Mon fils de six ans m’a dit j’aime pas l’odeur de l’hôpital. Ça sent l’odeur de plein de gens qui ont eu mal. Tu vois, il sent qu’il est dans le sac, lui.

Moi j’aime pas l’odeur que tu insinues Manu. Ça pue. C’est pas parce que t’as peur qu’il faut balancer des boules puantes dans le sac. Tu peux entraîner toutes les forces de l’ordre que tu veux dans ton imaginaire assassin, il restera toujours une part de désordre. Et la mort.
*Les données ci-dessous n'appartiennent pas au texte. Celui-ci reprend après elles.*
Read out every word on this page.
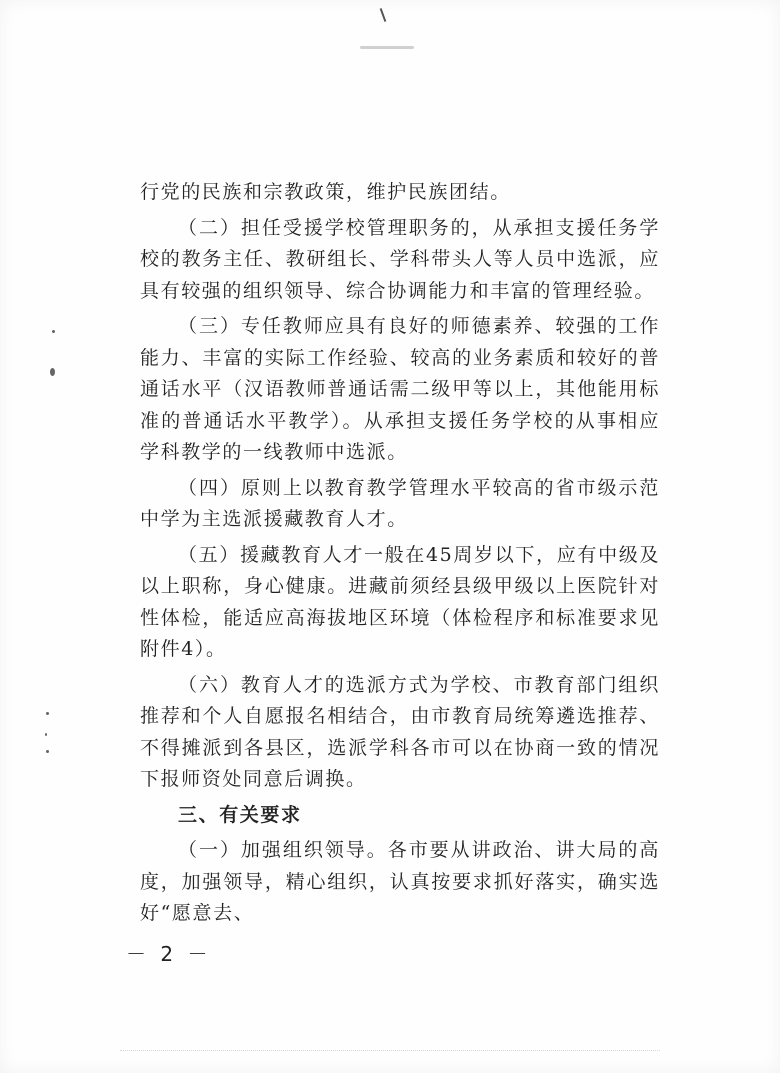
行党的民族和宗教政策，维护民族团结。

（二）担任受援学校管理职务的，从承担支援任务学校的教务主任、教研组长、学科带头人等人员中选派，应具有较强的组织领导、综合协调能力和丰富的管理经验。

（三）专任教师应具有良好的师德素养、较强的工作能力、丰富的实际工作经验、较高的业务素质和较好的普通话水平（汉语教师普通话需二级甲等以上，其他能用标准的普通话水平教学）。从承担支援任务学校的从事相应学科教学的一线教师中选派。

（四）原则上以教育教学管理水平较高的省市级示范中学为主选派援藏教育人才。

（五）援藏教育人才一般在45周岁以下，应有中级及以上职称，身心健康。进藏前须经县级甲级以上医院针对性体检，能适应高海拔地区环境（体检程序和标准要求见附件4）。

（六）教育人才的选派方式为学校、市教育部门组织推荐和个人自愿报名相结合，由市教育局统筹遴选推荐、不得摊派到各县区，选派学科各市可以在协商一致的情况下报师资处同意后调换。

三、有关要求

（一）加强组织领导。各市要从讲政治、讲大局的高度，加强领导，精心组织，认真按要求抓好落实，确实选好“愿意去、

－ 2 －
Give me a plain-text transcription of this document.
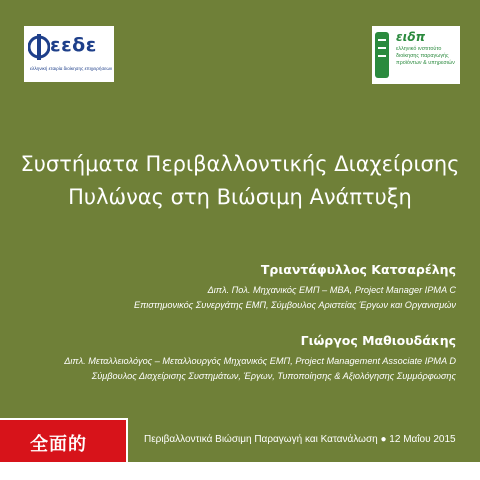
εεδε
ελληνική εταιρία διοίκησης επιχειρήσεων
ειδπ
ελληνικό ινστιτούτο
διοίκησης παραγωγής
προϊόντων & υπηρεσιών
Συστήματα Περιβαλλοντικής Διαχείρισης
Πυλώνας στη Βιώσιμη Ανάπτυξη
Τριαντάφυλλος Κατσαρέλης
Διπλ. Πολ. Μηχανικός ΕΜΠ – MBA, Project Manager IPMA C
Επιστημονικός Συνεργάτης ΕΜΠ, Σύμβουλος Αριστείας Έργων και Οργανισμών
Γιώργος Μαθιουδάκης
Διπλ. Μεταλλειολόγος – Μεταλλουργός Μηχανικός ΕΜΠ, Project Management Associate IPMA D
Σύμβουλος Διαχείρισης Συστημάτων, Έργων, Τυποποίησης & Αξιολόγησης Συμμόρφωσης
全面的	Περιβαλλοντικά Βιώσιμη Παραγωγή και Κατανάλωση ● 12 Μαΐου 2015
Respire. Après tout, ce qui compte quand on y passe c’est d’être certain d’avoir été au service de l’humain, d’avoir protégé les plus faibles surtout quand on a des responsabilités politiques, non ? Ah, et si con finé tu sais pas quoi faire, que tu brûles de désir d’appeler la police parce que tes voisins boivent l’apéro avec les autres voisins et qu’à-toi-on-l’a-même-pas-dit-c’est-dégueulasse-de-toute-façon-t’y-serais-pas-allé-c’est-vraiments-des-cons-inconscients je te conseille la lecture de Matin brun de Franck Pavlov.

Une habitante du sac

Pour la liberté, pour la santé mentale du collectif, ceci est un S-O-S en lettres d’argile [1].